En 1765, Beauchamp, de l’élection de Coutances, de la sergenterie du Sabot, comptait 115 feux. [16]

Source :

Notes

[1] Pouillé du Diocèse de Coutances, p. 8.

[2] Une église de l’arrondissement de Mortain, placée sous la même invocation, possède un curieux bas-relief en pierre de Caen, représentant l’atelier de ces deux patrons des cordonniers. Elle est contiguë à Saint-Maur-des-Bois.

[3] M. le curé d’Equilly, vieillard plus qu’octogénaire, nous a dit y avoir célébré secrètement la messe pendant la Révolution.

[4] Il est dans la charte de l’abbaye de la Bataille ; dans la Liste rimée de Brompton d’où nous avons tiré notre épigraphe ; dans Masseville, etc.

[5] Introd. to Domesday by sir H. Ellis, tom. I, 379, tom. II, 293.

[6] M. de Gerville, Châteaux, arrondissement d’Avranches.

[7] Voir Dugdale. La baronnie de Bedford fut donnée à Pain de Beauchamp par G. Le Roux. Selon Banks, les Beauchamp s’élevèrent à une grandeur voisine de celle du souverain.

[8] Orderic Vital, p. 837, édit. Duchesne.

[9] Rôles de l’Échiquier, édit. de M. Stapleton, tome II, page 238 et 239. Catalogue Nobilium. Ap. Duchesne.

[10] M. de Gerville. Loco cit.

[11] Registre des Dons, par Ch. Vautier, page 78.

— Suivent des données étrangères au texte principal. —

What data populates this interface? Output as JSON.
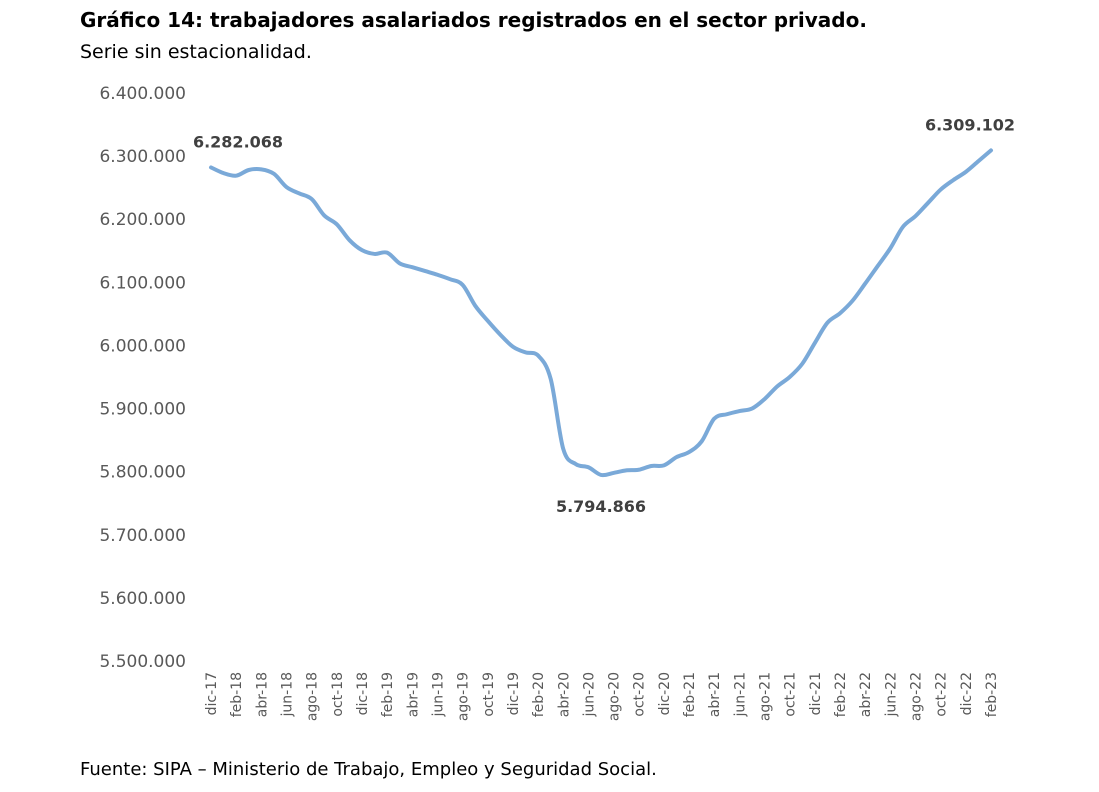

[12] La Déclaration de la Chevalerye de Jehan, régent de France, publiée par M. Dubosc dans le premier numéro du Journal des Savans de Normandie. Ce Mss. intéressant pour l’histoire ne l’est pas moins pour la philologie, et représente la langue hibride, latine, anglaise et française, du temps de l’occupation anglaise. En voici deux spécimen : « Vel la garnison Montis S. Michaelis. » « Here John capitaneus. »

[13] Richard Seguin, Histoire mil. des Bocains, p. 314.

[14] M. de Gerville. Loco cit.

[15] M. de Gerville, Châteaux, ut supra.

[16] Expilly, Dictionnaire des Gaules. Près de Beauchamps, à Mesnil-Rogues, on a trouvé plus du 300 kilo. de coins celtiques, enfilés par des lanières de cuir. Ils ont été vendus à Villedieu à H. Pichard, fondeur. Nous possédons un de ces coins.